Why would a woman marry a man, nearly half her age, who’d murdered three times? A man she knew would likely spend the rest of his life in prison? In this riveting story, Pishko delves into the marriage of Lyal Northey to Joe Morse, who was serving a life sentence for murdering his mother, sister, and another inmate. It was the 1970s, and Northey was a “do gooder,” and Morse, she insisted, had suffered from lack of love as a child, but was a changed man. Using Northey’s diary and letters that the couple exchanged over the years, Pishko retraces this unusual romance, at times delving deeper into the psychology of why women fall in love with murderers and rapists. Most unusual is how normal the couple seems, at times squabbling and making up–like any married couple. Almost.

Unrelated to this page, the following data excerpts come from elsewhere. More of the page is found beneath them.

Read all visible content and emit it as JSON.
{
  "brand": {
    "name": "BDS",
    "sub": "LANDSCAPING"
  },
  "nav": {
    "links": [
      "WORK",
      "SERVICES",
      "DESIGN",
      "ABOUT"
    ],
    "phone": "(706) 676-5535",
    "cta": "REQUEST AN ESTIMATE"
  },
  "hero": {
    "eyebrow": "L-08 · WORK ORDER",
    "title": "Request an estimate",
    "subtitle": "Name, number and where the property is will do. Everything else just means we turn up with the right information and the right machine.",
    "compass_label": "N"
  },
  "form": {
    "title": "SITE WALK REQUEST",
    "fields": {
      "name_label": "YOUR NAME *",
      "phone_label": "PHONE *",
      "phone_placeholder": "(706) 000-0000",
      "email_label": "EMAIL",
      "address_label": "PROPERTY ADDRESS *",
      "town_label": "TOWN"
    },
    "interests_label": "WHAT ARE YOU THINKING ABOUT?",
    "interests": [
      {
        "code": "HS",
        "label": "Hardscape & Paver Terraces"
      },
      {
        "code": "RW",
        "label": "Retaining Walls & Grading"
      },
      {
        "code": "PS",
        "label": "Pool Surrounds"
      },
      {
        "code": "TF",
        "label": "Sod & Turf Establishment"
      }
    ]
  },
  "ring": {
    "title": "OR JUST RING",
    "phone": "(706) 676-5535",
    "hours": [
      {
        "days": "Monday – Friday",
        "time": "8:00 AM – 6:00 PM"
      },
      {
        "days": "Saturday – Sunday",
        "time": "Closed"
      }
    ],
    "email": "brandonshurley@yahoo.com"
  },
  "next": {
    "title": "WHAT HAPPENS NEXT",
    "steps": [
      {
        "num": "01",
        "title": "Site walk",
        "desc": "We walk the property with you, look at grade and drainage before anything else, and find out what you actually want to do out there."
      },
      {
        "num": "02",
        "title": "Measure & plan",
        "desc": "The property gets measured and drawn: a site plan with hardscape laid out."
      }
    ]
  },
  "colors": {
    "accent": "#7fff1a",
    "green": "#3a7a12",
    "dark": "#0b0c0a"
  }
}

Amy Davidson’s “The Supreme Court Reaffirms Marriage Vows” on The New Yorker

A satisfying overview of yesterday’s Supreme Court decision, with an emphasis on Justice Kennedy’s words:

[Kennedy’s] opinion is at once profoundly legalistic and romantic. It is probably the strongest manifesto in favor of marriage—anybody’s marriage—a Court could produce. And Kennedy understood how, as he wrote, “far from seeking to devalue marriage, the petitioners seek it for themselves because of their respect—and need—for its privileges and responsibilities. And their immutable nature dictates that same-sex marriage is their only real path to this profound commitment.” He noted Alexis de Tocqueville’s observation that Americans place a particular value on marriage, and emphasized its relation to the particular value we place on the domestic underpinnings of democracy—the household as a refuge of privacy and deliberation. (And love.) This is why his decision draws on the promise of equal protection and due process under the Fourteenth Amendment.

–Amanda

Roxane Gay’s “Confessions of a Bad Feminist” in TED Women 2015

I have been living in Mexico exactly 14 days, and I have already gotten into an angry discussion with a group of guys who used the term feminazi (and yet, somehow, my explanation of the difference between feminists and Nazis didn’t strike them as rational) and been stalked and harassed on the street as if I had no right to be out in public. By the time I sat down to watch Roxane Gay’s TED Women talk, I was feeling like a beaten down feminist. But, just as in her book Bad Feminist, she manages to be incredibly funny and poignant as she makes feminism, which continues to be maligned in the mainstream media, more human and accessible. Gay begins the talk explaining, “When I was younger, mostly in my teens and twenties, I had strange ideas about feminists as hairy, angry, man-hating, sex-hating women…as if those are bad things.” She discusses the difficulty of being a feminist, because she never felt perfect enough to be a feminist. And she talks about being gang raped as a girl, and how, in the aftermath, she rebuilt her life through words. “None of us are the nothing the world tries to tell us we are,” she said, as if sending a message back in time to her young self.

–Alice

Roxanne Krystalli’s “Questions on representing atrocities” in Stories of Conflict and Love

Television, newspapers, books – our media is rife with monsters. They’re figures we somehow don’t quite grow out of imagining, though our adult monsters are less dragons and ogres and more terrorists and troubled young men. The problem of course, with the word monster, is it stops these people from being human. No longer human, we need not consider how they became that way, or how they might return. We no longer need see ourselves in them. Krystalli writes:

How does judgment blind us in these settings? What might we lose by being guided by narratives of evil and moral obligation? How might labeling perpetrators of mass atrocities ‘monsters’ limit our thinking? Can we help that reaction? What does ‘monsters’ capture that other words — like ‘perpetrators,’ even — do not?

As you might notice from the excerpt above, Krystalli is not trying to give answers in this piece, but she is asking important questions.